30th January 2018
New aviation biofuel cuts emissions by 80%
Australia's largest airline, Qantas, in partnership with Canadian-based Agrisoma Biosciences, has introduced a new biofuel made from a type of mustard seed.
The world’s first dedicated biofuel flight between the United States and Australia – QF96 from Los Angeles to Melbourne – began yesterday. The 15-hour route across the Pacific will operate with approximately 24,000kg of blended biofuel, saving 18,000kg in carbon emissions. Qantas will use biofuel processed from Brassica Carinata, a non-food, industrial type of mustard seed, developed by Canadian agricultural technology firm, Agrisoma Biosciences.
The flight is part of a partnership announced in 2017 that will also see the companies work with Australian farmers to grow the country’s first commercial aviation biofuel seed crop by 2020. Qantas International CEO, Alison Webster, said it was fitting that the airline's game-changing Dreamliner 787-9 will showcase the future of sustainable aviation.
“The Qantas Dreamliner marks an exciting new era of innovation and travel.

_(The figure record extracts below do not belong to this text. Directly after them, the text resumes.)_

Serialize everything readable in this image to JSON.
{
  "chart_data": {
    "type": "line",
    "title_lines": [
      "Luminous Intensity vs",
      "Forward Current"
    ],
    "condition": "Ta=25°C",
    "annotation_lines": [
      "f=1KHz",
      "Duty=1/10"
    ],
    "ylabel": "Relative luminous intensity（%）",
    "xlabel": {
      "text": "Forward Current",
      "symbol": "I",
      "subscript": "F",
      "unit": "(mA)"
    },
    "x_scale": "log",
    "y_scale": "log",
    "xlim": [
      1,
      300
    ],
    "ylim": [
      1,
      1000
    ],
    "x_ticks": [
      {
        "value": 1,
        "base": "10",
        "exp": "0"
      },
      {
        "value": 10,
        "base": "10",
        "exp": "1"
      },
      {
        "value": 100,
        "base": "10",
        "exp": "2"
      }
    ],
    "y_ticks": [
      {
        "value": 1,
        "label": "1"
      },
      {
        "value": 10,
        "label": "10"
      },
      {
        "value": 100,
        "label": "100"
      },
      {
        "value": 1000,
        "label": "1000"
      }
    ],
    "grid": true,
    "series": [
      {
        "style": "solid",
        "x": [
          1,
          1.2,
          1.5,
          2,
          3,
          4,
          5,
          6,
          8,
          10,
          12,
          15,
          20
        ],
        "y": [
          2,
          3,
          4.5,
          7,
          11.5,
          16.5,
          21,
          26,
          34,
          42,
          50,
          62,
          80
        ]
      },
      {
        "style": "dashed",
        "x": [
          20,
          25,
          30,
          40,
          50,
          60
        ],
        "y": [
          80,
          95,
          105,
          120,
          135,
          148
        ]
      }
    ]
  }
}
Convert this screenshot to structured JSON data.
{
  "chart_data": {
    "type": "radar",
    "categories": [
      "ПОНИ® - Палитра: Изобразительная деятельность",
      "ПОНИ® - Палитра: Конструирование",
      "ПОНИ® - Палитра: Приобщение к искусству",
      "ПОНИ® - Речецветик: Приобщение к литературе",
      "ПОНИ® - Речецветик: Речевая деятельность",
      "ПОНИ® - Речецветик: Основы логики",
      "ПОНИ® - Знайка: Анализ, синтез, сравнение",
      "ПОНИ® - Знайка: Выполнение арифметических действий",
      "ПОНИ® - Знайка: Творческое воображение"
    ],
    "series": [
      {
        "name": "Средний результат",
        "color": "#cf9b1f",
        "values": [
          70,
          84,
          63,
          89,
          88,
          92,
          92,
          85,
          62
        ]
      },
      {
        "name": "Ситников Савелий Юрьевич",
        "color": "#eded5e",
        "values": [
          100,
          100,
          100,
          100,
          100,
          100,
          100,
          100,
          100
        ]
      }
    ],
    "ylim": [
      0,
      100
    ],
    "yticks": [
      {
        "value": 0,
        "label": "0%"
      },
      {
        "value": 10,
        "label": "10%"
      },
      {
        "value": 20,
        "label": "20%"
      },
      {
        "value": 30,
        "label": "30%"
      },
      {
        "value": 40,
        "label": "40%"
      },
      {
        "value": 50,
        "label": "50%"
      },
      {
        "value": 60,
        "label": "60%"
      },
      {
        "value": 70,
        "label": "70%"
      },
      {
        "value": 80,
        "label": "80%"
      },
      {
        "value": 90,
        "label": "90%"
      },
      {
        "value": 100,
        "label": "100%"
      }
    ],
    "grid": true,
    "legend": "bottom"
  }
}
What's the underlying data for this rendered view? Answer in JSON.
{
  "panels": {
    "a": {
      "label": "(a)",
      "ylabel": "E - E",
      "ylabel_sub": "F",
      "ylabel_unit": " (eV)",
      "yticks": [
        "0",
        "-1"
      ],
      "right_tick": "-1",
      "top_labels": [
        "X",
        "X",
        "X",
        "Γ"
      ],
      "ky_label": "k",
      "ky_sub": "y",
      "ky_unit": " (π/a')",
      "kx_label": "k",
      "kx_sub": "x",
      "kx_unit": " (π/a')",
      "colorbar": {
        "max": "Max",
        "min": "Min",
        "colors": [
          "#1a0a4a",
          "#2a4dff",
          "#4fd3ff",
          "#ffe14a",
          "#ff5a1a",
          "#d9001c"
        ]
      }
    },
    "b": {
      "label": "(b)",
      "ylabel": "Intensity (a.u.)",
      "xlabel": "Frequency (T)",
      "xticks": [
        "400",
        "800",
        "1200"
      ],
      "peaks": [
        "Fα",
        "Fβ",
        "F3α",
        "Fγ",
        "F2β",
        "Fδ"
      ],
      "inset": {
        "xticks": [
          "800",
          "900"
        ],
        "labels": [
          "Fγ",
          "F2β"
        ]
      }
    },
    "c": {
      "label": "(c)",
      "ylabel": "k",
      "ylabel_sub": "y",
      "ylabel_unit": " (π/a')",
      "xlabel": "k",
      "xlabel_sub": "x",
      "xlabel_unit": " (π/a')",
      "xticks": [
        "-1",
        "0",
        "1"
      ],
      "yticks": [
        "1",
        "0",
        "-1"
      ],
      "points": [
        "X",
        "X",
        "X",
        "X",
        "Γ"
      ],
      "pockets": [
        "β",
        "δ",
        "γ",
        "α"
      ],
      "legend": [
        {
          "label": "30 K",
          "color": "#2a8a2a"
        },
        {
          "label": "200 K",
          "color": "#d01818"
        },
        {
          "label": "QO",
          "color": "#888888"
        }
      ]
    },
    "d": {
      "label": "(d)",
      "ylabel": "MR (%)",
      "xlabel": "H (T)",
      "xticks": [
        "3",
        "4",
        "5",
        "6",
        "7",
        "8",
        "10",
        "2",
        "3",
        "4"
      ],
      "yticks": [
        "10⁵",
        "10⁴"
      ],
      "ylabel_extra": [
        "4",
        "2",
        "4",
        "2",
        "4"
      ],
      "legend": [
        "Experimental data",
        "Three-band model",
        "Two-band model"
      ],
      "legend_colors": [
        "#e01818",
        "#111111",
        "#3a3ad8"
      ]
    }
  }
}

The aircraft is more fuel efficient and generates fewer greenhouse gas emissions than similarly-sized aircraft and today's flight will see a further reduction on this route,” explained Webster. “Our partnership with Agrisoma marks a big step in the development of a renewable jet fuel industry in Australia – it is a project we are really proud to be part of, as we look at ways to reduce carbon emissions across our operations.”
Across its life cycle, using Carinata-derived biofuel can reduce carbon emissions by 80% compared to traditional jet fuel. Initially, it will replace 10% of the petroleum normally used for the flight, meaning an 8% reduction in emissions for this route compared to previous operations. However, Qantas plans to increase the biofuel blend within a few years. Carinata requires no specialised production or processing techniques. It is water efficient, with field trials demonstrating it can do very well in the Australian climate. It is sown either in fallow areas where food crops fail, or between regular crop cycles (known as “cover cropping”). Rotational or break-crops can improve soil quality and reduce erosion for food crops, while providing farmers with additional income.

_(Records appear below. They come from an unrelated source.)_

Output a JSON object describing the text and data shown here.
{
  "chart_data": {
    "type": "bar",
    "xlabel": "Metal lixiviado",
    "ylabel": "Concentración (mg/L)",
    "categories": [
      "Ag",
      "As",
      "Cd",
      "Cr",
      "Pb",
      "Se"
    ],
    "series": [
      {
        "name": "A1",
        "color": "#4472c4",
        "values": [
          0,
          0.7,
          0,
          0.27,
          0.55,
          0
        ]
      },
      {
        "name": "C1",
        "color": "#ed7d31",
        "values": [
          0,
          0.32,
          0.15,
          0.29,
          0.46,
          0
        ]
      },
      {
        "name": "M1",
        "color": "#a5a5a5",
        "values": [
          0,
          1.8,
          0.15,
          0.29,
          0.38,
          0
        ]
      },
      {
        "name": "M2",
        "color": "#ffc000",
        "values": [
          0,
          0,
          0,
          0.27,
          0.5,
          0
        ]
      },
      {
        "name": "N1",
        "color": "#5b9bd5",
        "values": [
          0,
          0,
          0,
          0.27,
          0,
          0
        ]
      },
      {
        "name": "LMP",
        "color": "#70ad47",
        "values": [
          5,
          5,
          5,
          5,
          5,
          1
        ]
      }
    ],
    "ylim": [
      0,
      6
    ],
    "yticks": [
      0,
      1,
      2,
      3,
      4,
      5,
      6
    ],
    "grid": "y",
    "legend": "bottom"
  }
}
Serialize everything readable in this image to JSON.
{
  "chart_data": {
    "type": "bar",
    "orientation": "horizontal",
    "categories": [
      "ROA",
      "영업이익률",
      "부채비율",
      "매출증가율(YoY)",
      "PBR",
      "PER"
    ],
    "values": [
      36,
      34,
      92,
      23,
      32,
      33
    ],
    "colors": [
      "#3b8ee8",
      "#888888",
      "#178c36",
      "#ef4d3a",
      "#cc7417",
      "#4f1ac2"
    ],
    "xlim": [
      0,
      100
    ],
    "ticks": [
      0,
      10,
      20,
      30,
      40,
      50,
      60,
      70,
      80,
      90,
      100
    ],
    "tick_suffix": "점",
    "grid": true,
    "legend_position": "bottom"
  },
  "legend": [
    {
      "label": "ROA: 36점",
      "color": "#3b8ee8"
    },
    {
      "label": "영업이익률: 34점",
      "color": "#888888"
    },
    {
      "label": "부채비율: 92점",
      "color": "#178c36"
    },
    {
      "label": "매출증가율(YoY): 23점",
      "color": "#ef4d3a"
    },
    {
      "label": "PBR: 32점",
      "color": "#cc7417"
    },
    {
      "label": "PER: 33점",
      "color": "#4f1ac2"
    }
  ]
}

“Jet biofuel made from Carinata delivers both oil for biofuel and protein for animal nutrition, while also enhancing the soil it's grown in. We are excited about the potential of the crop in Australia and look forward to working with local farmers and Qantas to develop clean energy for the local aviation industry,” said Agrisoma CEO, Steve Fabijanski.
The aviation sector is currently responsible for 12% of global carbon emissions from transport, and the number of commercial airplanes in service is predicted to double by 2035. The biofuel introduced on this route by Qantas is a step in the right direction.